By the time I got halfway through that paragraph, tears were streaming down my face. The reaction took me by surprise—I'm not given to public crying jags, and I was desperate for the office to think I was Very Serious About My Internship. So I went and hid in the bathroom and sobbed. I'm actually tearing up just thinking about it, because it wasn't a small deal. It was a huge deal somehow, the way she wrote it—funny but righteous, carefully and smartly argued, incredibly personal (and vulnerable) but not in need of external validation. It was a call to arms, and it made me feel slightly less alone in the world.
"I would love to get to the acceptance and self-love phase of being a lady, just not there yet," I wrote her in a fangirlish e-mail I signed "Love (not in a creepy way!), Anna." I thanked her for "being there and then talking about it, because it's the only way any of us can see a way out, to see someone else get there and be okay."
I did eventually get a job here, and pretty soon after, Lindy left us. I was hella bummed! But what are you gonna do? People have to go start some shit in the world, and she had places to go. Reading her work on Jezebel, watching her articles (on dating, on compliments versus harassment, on rape jokes that don't suck) blaze across Facebook every couple of weeks—I thought, "I can't believe she can mix rage and comedy so fucking well." (Okay, honestly, I first thought "Squeeeee! Remember that one time I drove her to a Harry Potter exhibit at the science center?") Her writing has had a tangible impact on my life: My parents see Lindy's articles and call me up to have their first-ever conversation about fat-shaming; dude friends of mine start asking questions about sexual harassment that start with "So did you see that Lindy West article?" Sentences like "That is a weird monster you made up to torture yourself," from her dating manifesto, got me through real-life human interactions with more grace than I'd otherwise have had.

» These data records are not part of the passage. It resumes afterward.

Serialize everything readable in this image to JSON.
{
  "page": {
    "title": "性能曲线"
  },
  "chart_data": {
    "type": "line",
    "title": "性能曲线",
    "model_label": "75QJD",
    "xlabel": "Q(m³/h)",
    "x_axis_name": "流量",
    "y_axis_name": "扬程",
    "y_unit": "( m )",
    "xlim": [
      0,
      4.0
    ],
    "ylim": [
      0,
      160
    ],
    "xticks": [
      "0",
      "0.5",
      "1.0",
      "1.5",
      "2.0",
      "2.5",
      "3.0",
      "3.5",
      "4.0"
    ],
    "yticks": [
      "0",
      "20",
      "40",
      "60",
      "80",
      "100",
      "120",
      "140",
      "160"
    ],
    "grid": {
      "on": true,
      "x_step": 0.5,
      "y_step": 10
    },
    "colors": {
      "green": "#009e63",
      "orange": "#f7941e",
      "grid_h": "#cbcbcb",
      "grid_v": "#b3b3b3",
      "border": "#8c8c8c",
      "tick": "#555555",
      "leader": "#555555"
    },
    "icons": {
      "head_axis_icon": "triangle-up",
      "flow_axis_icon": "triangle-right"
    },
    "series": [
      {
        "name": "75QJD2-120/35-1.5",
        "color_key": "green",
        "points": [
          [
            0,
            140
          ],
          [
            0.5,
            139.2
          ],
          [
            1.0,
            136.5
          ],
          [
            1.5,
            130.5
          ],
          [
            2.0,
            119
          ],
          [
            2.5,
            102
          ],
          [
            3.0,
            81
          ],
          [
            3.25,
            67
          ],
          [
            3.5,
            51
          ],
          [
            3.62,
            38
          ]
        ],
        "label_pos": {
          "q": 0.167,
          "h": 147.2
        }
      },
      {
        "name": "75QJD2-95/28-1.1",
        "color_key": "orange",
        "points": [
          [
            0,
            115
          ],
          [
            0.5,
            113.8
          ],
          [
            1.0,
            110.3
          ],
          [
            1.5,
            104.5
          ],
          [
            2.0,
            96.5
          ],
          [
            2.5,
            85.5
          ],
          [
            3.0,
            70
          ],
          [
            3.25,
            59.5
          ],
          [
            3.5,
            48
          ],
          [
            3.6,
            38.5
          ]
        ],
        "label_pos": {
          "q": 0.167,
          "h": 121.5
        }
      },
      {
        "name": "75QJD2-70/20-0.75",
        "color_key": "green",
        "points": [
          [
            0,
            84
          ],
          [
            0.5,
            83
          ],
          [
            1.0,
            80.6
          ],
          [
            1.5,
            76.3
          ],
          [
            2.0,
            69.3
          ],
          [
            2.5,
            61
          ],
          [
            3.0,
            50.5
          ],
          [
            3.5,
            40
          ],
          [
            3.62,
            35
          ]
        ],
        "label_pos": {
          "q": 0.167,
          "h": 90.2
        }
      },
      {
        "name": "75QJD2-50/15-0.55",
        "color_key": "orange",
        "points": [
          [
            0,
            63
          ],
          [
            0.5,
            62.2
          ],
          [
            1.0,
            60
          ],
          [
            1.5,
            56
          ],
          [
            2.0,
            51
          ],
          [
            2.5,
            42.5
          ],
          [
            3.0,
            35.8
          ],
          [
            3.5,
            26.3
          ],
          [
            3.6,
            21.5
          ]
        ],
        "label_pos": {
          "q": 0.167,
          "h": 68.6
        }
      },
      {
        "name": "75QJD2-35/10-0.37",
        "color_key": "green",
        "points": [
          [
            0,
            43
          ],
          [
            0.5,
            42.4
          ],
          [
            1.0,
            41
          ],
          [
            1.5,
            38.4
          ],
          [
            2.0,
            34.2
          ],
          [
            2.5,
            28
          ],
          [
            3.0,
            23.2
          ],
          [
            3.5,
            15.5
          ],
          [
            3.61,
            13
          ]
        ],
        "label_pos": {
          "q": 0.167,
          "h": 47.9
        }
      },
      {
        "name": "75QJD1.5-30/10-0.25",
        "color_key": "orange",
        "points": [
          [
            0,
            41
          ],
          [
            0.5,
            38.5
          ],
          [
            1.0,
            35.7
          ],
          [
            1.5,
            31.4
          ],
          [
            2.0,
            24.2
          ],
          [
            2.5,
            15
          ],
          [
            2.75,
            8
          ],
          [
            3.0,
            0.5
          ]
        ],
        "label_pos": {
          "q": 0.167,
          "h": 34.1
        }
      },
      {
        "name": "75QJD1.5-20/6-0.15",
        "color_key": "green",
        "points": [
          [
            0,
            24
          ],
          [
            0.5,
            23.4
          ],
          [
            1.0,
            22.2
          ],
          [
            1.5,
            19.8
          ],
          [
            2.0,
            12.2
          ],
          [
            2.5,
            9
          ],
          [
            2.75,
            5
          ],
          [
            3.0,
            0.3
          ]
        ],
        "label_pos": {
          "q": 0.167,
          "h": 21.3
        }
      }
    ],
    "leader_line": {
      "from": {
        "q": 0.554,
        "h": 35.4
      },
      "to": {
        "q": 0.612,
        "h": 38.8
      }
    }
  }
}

So now a bunch of shitheads on the internet are sooooper-dooooper pissed that she committed the awful crime of saying on TV that bad, victim-blaming jokes about rape really suck and contribute to a larger societal problem we call rape culture. Because when it comes to free speech, a comedian telling a joke is free speech, but a blogger saying that joke was awful is censorship. (Brilliant logic, dudes!)
If anyone's still worried about comedians being "silenced": This is what silencing looks like. Sorry, boys, but it's not going to work.
It's surprisingly easy to let internet trolls—and real-life assholes—shut you up. It's just self-protection; you can make a really good case to yourself that you have a right to rape-threat-free happiness, that it's okay if you set the torch down for a minute to take a breath, or set it down for good to just go live your life.
And yeah, Lindy, feel free to set it down for a rest anytime. But your words make my life better. All the time. I'm (a little tearfully) thankful for that, and figured that deserves to share the interweb-space with all the douchebags.